Separation of Workloads


Separation of Workloads

Introduction

In a homelab environment, especially one built around a mixed setup like a Raspberry Pi-based K3s cluster combined with a separate development machine running Docker containers and GPU workloads (RTX 3090), workload separation is what keeps everything stable and scalable. Without clear boundaries, services start competing for CPU, memory, storage, and network resources, which leads to unpredictable behavior and harder debugging.

My setup is intentionally split across multiple layers: lightweight services run in a K3s Kubernetes cluster on Raspberry Pis, while heavier compute workloads like AI models, embeddings, and local inference run on a dedicated development machine with a GPU. On top of that, tools like Gitea and CI runners act as the glue between code, deployment, and infrastructure automation. This separation allows me to iterate quickly without breaking production-like services running in the cluster.


Core Principle: Right Workload, Right Environment

The main idea behind my architecture is simple: every workload should live where it makes the most sense.

  • Lightweight services → K3s cluster (Raspberry Pi nodes)
  • CI/CD pipelines → Gitea runners (inside cluster or dedicated nodes)
  • GPU-heavy workloads → RTX 3090 development machine
  • Persistent infrastructure services → Dedicated Kubernetes namespaces or nodes

This prevents overloading any single part of the system and ensures that failures are isolated instead of cascading.


Kubernetes Cluster: The Control Plane for Services

My K3s cluster acts as the backbone of the homelab. It is where I deploy most always-on services such as:

  • API services (FastAPI microservices)
  • Bible app backend components
  • Gitea instance (self-hosted Git platform)
  • CI runners for automated deployments
  • Lightweight databases or cache layers when appropriate

Each service is isolated using namespaces and resource limits. This ensures that one service cannot silently consume all available resources on a Pi node.

I also use node labeling and scheduling rules to control where workloads land. For example, database workloads are pinned to nodes with better storage performance, while stateless services can float across the cluster.


GPU Development Machine: Heavy Compute Layer

My separate development machine with an RTX 3090 is intentionally kept outside the cluster. It runs:

  • AI model inference and experimentation
  • Dockerized services for testing before production deployment
  • Embedding generation pipelines
  • Local fine-tuning and data processing tasks

This separation is important because GPU workloads are unpredictable and resource-intensive. Keeping them off the cluster prevents latency spikes and instability for user-facing services.

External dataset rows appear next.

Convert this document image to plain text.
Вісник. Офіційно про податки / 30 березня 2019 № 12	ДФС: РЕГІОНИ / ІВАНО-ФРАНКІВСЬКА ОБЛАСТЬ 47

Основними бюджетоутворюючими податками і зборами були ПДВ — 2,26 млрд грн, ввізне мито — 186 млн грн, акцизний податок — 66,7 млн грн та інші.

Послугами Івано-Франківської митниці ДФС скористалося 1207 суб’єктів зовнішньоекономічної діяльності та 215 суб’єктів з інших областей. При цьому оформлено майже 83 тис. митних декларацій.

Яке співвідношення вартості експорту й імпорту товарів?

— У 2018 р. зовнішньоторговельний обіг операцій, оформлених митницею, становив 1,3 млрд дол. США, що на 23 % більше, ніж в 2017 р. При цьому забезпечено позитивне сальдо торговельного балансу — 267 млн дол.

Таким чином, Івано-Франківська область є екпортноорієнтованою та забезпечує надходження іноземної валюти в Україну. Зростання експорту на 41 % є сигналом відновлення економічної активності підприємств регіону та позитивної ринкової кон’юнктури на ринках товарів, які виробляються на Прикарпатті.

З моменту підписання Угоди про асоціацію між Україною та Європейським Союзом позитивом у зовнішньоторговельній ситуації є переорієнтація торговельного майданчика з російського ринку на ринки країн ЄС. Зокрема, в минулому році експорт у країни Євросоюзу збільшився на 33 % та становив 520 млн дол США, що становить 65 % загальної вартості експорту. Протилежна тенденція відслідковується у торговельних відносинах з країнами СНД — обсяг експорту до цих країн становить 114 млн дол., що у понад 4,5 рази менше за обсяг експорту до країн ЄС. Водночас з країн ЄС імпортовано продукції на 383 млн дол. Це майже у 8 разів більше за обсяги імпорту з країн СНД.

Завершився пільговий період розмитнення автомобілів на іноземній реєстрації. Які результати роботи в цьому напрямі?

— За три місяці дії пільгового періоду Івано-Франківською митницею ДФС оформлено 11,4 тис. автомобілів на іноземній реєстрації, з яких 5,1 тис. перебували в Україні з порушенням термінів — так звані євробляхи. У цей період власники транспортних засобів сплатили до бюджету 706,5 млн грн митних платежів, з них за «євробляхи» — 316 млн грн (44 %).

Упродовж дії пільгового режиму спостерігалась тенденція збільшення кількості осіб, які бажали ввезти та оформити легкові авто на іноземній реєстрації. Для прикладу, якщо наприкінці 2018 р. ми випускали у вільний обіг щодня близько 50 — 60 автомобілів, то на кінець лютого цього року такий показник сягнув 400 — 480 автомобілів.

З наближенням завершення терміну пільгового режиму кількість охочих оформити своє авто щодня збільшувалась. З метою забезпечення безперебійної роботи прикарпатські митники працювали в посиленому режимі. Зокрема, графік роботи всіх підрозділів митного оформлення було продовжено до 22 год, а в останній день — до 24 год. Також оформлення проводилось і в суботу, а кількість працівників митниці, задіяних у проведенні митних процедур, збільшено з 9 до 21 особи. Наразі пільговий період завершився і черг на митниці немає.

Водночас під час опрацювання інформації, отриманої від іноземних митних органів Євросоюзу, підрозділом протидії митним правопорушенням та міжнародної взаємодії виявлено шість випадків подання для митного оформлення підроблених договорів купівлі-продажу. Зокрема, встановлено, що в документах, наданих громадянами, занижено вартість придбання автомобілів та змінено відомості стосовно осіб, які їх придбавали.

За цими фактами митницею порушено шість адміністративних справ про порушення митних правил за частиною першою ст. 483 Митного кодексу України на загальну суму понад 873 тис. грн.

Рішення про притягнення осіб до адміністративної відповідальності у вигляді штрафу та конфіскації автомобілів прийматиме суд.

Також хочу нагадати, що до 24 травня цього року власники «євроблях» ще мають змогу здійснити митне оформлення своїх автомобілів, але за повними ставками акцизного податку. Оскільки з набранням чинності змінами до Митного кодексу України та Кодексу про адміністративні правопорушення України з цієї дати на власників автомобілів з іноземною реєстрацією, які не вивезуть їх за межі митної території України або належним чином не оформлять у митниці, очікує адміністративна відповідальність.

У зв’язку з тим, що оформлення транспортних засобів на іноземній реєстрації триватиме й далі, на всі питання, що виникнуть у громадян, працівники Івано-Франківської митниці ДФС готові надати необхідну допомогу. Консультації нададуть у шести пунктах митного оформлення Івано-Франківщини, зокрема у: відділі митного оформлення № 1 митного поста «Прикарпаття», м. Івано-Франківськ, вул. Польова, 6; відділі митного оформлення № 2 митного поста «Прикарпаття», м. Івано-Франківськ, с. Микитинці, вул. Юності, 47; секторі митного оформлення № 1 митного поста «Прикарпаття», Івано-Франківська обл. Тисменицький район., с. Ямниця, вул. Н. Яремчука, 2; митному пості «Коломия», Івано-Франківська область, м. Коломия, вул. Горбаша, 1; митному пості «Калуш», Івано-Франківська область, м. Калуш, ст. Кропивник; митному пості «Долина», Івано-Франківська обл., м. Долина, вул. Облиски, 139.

Instead of trying to force Kubernetes to manage everything, I treat this machine as a specialized compute node that integrates through APIs, queues, or CI pipelines.


CI/CD and Gitea: The Glue Layer

Gitea is the central coordination point in my workflow. It connects development to infrastructure:

  • Code is pushed to repositories in Gitea
  • CI runners inside the cluster pick up jobs
  • Deployment manifests are applied to K3s
  • Docker builds or model updates are triggered on the GPU machine when needed

This creates a clean separation between writing code and deploying systems. I don’t manually SSH into nodes to deploy services; everything flows through pipelines.

This is also where infrastructure-as-code becomes powerful. My cluster state is reproducible through manifests, Helm charts, and deployment scripts.


Networking and Service Boundaries

To keep everything clean and secure, I separate communication paths:

  • Cluster services communicate over internal Kubernetes networking
  • GPU machine exposes only controlled APIs (no direct cluster dependency)
  • External traffic is routed through ingress controllers in K3s
  • Sensitive services are isolated behind private namespaces or network policies

This prevents accidental cross-talk between experimental workloads and production-like services.


Data Separation Strategy

Data is treated as a first-class boundary:

  • Persistent volumes in Kubernetes for service state
  • External storage or database services for shared data
  • Local NVMe or SSD storage on the GPU machine for fast compute tasks
  • Backups and snapshots handled independently from runtime workloads

This ensures that compute and storage failures are decoupled.


Why This Architecture Works

The biggest advantage of this separation strategy is predictability. Each layer has a defined purpose:

  • Cluster = stability and service hosting
  • GPU machine = raw compute power
  • CI/CD = automation and reproducibility
  • Networking = controlled communication layer

When something breaks, I immediately know where to look. If a service is slow, it's likely cluster resource pressure. If AI tasks lag, it's the GPU machine. If deployment fails, it's CI/CD.


Conclusion

Separating workloads in a homelab is not just about organization—it is about control, scalability, and resilience. By isolating Kubernetes services on a Raspberry Pi cluster and offloading heavy computation to a dedicated RTX 3090 machine, I can balance experimentation with reliability.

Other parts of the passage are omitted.